- Relator(a)
- Ministro Jesuíno Rissato
- Órgão julgador
- Quinta Turma
- Data do julgamento
- 02/08/2022
- Data de publicação
- 09/08/2022
STJ – Acórdão, Rel. Ministro Jesuíno Rissato, Quinta Turma, j. 02/08/2022, p. 09/08/2022
PROCESSO PENAL. AGRAVO REGIMENTAL NO RECURSO ORDINÁRIO EM HABEAS CORPUS. PLEITO DE REVOGAÇÃO DAS MEDIDAS CAUTELARES. REITERAÇÃO DE PEDIDO. ALEGAÇÃO DE EXCESSO DE PRAZO. INOCORRÊNCIA. DESIGNADA AUDIÊNCIA DE INSTRUÇÃO E JULGAMENTO PARA O DIA 30/08/2022. INEXISTÊNCIA DE NOVOS ARGUMENTOS HÁBEIS A DESCONSTITUIR A DECISÃO IMPUGNADA. AGRAVO REGIMENTAL DESPROVIDO. I - O agravo regimental deve trazer novos argumentos capazes de alterar o entendimento anteriormente firmado, sob pena de ser mantida a r. decisão vergastada por seus próprios fundamentos.
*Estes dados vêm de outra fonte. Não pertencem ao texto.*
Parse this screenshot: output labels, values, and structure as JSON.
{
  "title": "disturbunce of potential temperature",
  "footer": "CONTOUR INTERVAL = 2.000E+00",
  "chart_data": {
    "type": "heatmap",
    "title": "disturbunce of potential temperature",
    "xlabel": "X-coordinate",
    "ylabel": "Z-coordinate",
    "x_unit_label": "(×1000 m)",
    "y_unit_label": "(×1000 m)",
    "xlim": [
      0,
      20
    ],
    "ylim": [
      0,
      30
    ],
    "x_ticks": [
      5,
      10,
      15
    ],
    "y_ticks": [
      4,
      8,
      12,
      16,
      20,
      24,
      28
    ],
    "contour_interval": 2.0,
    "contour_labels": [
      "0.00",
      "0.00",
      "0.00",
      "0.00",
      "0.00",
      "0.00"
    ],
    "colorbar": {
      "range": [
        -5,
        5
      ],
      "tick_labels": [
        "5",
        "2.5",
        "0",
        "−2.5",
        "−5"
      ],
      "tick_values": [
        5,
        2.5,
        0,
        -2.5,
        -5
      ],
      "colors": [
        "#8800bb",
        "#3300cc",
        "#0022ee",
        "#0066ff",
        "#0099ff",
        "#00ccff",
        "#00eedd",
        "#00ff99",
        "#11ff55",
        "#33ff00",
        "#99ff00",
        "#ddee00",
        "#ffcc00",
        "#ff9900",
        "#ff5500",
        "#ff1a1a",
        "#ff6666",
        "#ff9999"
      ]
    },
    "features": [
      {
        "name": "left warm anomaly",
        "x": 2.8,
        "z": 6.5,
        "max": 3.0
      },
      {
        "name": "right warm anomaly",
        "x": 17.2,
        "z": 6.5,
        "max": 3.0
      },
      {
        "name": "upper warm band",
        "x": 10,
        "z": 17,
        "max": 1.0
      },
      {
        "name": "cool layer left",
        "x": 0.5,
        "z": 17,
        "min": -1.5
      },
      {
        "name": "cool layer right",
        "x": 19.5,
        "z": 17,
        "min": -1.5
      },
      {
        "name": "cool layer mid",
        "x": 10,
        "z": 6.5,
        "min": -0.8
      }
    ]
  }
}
II - A segregação cautelar deve ser considerada exceção, já que tal medida constritiva só se justifica caso demonstrada sua real indispensabilidade para assegurar a ordem pública, a instrução criminal ou a aplicação da lei penal, ex vi do art. 312 do CPP. III -In casu, no tocante ao pedido da revogação das medidas cautelares impostas, a alegação é insuscetível de conhecimento, pois verifica-se que o presente Recurso em habeas Corpus consubstancia mera reiteração de pedido, uma vez que o tema ora ventilado já foi objeto de análise por este Relator, por ocasião do julgamento do RHC n. 162.792/CE, em 20/05/2022, ao qual neguei provimento ao recurso ordinário em Habeas corpus. IV - No que tange a alegação de excesso de prazo das medidas cautelares impostas, na hipótese, em consulta ao sítio do Tribunal de origem (www.tjce.jus.br), processo n. 0050104-61.2021.8.06.0181, constatei que foi reavaliada a imposição das medidas cautelares em 05/04/2022 e foi designada audiência de instrução e julgamento para o dia 30/08/2022. Verifica-se, portanto, que a tramitação processual transcorre nos limites da razoável duração do processo, não se tendo qualquer notícia de fato que evidencie atraso injustificado ou desídia atribuível ao Poder Judiciário, razão pela qual, por ora, não se reconhece o constrangimento ilegal suscitado. Ressalte-se que considerando as penas abstratamente cominadas aos delitos imputados ao agravante, o tempo de medidas cautelares alternativas (aproximadamente 9 meses) e as peculiaridades do caso concreto( diversos pedidos de revogação das medidas cautelares impostas), tem-se que o processo está tramitando regulamente, não sendo possível falar-se em desídia do magistrado. Agravo regimental desprovido. (AgRg no RHC n. 164.556/CE, relator Ministro Jesuíno Rissato (Desembargador Convocado do TJDFT), Quinta Turma, julgado em 2/8/2022, DJe de 9/8/2022.)